2 janv. 2019 • 24 commentaires

"J’ai toujours évolué dans la souffrance, tout en voulant être une battante. Je n’ai jamais souhaité arrêter de travailler totalement."
Témoignage photo : continuer à travailler avec une polyarthrite déformante

 

Le témoignage de Claire
Continuer à travailler avec une polyarthrite déformante

 

Témoignage polyarthrite Claire

 

"La maladie s’est déclarée à l’âge de 33 ans, assez jeune donc, par des douleurs au niveau des pieds.
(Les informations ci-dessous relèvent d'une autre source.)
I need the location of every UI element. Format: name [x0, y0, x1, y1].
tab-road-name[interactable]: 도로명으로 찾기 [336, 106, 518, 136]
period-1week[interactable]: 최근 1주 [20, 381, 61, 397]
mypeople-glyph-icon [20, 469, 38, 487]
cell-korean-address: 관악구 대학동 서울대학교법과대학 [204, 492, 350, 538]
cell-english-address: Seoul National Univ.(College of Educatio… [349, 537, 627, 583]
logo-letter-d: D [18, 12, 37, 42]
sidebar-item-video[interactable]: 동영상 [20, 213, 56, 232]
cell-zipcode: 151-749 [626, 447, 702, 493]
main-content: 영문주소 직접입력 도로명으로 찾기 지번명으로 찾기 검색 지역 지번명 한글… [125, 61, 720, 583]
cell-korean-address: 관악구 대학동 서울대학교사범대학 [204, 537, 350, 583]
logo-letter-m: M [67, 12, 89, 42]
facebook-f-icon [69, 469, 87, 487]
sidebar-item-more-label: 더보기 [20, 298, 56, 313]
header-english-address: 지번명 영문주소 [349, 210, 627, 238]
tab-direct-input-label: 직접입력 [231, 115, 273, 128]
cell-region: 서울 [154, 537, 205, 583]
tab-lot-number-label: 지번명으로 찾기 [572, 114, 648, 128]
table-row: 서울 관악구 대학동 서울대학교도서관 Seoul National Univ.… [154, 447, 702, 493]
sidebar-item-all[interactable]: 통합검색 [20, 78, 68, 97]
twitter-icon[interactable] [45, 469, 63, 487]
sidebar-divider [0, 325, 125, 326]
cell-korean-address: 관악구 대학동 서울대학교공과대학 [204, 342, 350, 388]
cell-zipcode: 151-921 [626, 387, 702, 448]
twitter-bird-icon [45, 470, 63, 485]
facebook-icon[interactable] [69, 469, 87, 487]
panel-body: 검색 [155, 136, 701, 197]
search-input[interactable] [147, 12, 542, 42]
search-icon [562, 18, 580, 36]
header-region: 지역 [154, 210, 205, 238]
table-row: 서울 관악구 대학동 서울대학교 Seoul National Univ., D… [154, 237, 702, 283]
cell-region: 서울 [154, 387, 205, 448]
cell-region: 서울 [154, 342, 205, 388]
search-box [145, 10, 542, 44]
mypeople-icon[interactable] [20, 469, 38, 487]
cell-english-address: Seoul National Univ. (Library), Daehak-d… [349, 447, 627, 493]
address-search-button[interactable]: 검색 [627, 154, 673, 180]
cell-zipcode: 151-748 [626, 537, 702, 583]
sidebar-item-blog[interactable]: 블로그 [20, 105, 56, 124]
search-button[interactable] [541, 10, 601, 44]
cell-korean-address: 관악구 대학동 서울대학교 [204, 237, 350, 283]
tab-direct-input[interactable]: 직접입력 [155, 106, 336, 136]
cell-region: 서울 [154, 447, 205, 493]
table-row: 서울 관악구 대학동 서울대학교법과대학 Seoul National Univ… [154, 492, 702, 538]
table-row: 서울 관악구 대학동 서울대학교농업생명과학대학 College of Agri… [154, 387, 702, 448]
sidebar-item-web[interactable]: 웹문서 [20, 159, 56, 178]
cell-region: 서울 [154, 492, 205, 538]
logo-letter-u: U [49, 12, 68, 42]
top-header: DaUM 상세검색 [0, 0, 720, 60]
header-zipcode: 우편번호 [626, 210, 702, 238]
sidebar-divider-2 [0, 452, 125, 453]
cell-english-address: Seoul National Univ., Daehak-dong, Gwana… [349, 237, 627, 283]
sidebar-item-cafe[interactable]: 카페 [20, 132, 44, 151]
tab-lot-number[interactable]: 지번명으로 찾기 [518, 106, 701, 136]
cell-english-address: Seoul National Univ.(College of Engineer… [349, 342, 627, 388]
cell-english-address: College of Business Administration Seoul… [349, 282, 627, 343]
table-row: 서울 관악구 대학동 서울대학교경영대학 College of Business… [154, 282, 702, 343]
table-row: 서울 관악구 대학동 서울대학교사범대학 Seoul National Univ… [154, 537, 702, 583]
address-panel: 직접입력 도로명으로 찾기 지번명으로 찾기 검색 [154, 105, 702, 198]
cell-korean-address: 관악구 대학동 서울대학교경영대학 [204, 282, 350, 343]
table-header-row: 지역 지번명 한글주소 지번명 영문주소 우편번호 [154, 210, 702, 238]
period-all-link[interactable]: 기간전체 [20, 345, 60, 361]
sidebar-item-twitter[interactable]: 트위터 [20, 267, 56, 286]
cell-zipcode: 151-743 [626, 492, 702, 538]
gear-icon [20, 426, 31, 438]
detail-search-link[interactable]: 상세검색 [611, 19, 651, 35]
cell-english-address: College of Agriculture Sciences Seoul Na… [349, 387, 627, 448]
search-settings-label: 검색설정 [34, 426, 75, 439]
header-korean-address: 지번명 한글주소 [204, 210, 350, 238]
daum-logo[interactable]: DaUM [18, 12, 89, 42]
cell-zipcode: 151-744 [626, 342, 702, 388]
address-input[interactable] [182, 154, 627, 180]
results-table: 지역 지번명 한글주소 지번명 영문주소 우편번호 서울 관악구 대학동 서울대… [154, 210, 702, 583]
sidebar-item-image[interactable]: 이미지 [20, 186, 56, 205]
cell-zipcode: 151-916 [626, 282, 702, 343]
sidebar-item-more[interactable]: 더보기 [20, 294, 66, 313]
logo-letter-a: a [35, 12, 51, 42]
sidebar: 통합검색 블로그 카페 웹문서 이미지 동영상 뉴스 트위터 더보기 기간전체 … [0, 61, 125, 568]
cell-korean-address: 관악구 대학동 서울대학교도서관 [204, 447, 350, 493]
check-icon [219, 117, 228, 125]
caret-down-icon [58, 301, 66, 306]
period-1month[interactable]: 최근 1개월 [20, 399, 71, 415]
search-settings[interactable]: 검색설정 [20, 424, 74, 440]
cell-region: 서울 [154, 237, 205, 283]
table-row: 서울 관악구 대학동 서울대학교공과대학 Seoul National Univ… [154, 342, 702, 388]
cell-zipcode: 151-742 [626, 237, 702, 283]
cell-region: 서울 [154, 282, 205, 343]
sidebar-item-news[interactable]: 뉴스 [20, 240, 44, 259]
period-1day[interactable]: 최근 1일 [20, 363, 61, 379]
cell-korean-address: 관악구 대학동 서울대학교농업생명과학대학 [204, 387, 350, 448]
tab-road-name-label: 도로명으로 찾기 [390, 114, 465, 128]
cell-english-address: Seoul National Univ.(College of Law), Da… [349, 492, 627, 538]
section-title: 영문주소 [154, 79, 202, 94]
Je ne savais plus me chausser, j’avais très mal. Ça s’est ensuite étendu aux membres supérieurs. Ça se déclare par poussée, tantôt vers le haut, tantôt vers le bas.   

J’ai tout de suite consulté mais nous avons quand même mis pas mal de temps à poser le diagnostic. Des médications ont ensuite été mises en place avec beaucoup de douleurs, très peu de réussite. On fonctionne par essai-erreur, au jour le jour.

J’ai toujours évolué dans la souffrance, tout en voulant être une battante. Je n’ai jamais souhaité arrêter de travailler totalement. J’ai fait de nombreuses pauses dans ma carrière tout en voulant garder un pied à l’étrier, avoir une vie professionnelle, des contacts, une carrière, le tout combiné avec ma vie de famille.

Je suis aujourd’hui une jeune retraitée de 62 ans, cela fait une trentaine d’années que je subis la maladie cependant, je n’ai plus de poussée. Les douleurs chroniques restent bien présentes, les levers sont très pénibles, on est fort rouillé le matin,  la mise en route est assez inconfortable. Au fur et à mesure de la journée, les articulations s’assouplissent un petit peu et on est mieux le soir que le matin.

D’un point de vue social, j’ai eu beaucoup de chance de travailler dans le domaine de l’enseignement spécialisé. Le caractère humain et la solidarité étant beaucoup plus présents que dans les entreprises. Cela a constitué un énorme soutien tout au long de ma carrière professionnelle."

 

Ce témoignage s'inscrit dans le projet de fin d'études de Gaëlle Regnier, étudiante en photographie à l’école de photographie et de techniques visuelles Agnès Varda, à Bruxelles. Elle a choisi comme thème de ce reportage photo la douleur chronique afin de mettre en lumière les patients et leur combat.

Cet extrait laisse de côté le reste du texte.